When the young person is over 16, the parent is only entitled to maintenance if the young person is in full time education. An apprenticeship with 1 day a week in college is not full-time education, so maintenance should cease before they start the apprenticeship.

FatAgainItsLettuceTime · 01/04/2023 00:21

www.employinganapprentice.com/does-an-apprenticeship-count-as-full-time-education/

"The short answer to this question is, yes, apprenticeships do count at full-time education in relation to the laws on leaving school. This means you may leave school at 16 and go on to an apprenticeship, and still be classed as in full-time education. The government states that if you want to leave school at 16 you must go on to one of the three things:
• Stay in full-time education, such as going to a sixth form or college.
• Do an apprenticeship or traineeship
• Spend at least 20 hours working or volunteering, alongside training or studying."

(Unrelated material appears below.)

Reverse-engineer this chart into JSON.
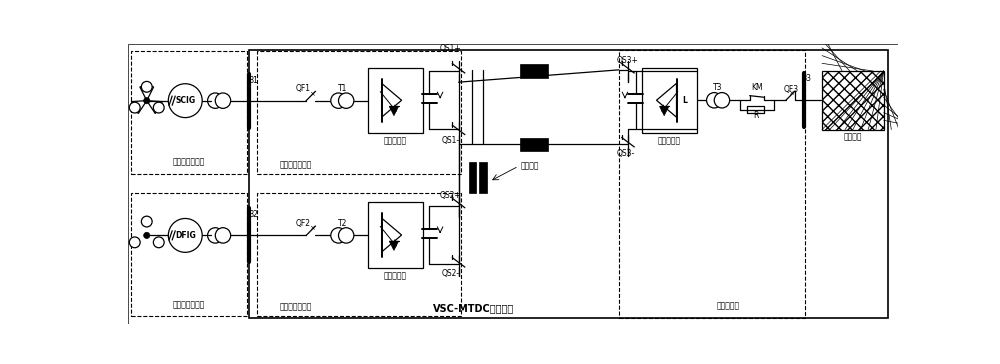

prh47bridge · 01/04/2023 07:26

FatAgainItsLettuceTime · 01/04/2023 00:21

www.employinganapprentice.com/does-an-apprenticeship-count-as-full-time-education/

"The short answer to this question is, yes, apprenticeships do count at full-time education in relation to the laws on leaving school. This means you may leave school at 16 and go on to an apprenticeship, and still be classed as in full-time education. The government states that if you want to leave school at 16 you must go on to one of the three things:
• Stay in full-time education, such as going to a sixth form or college.
• Do an apprenticeship or traineeship
• Spend at least 20 hours working or volunteering, alongside training or studying."

The law is inconsistent. Apprenticeships count as full-time education for some purposes, but not for child maintenance.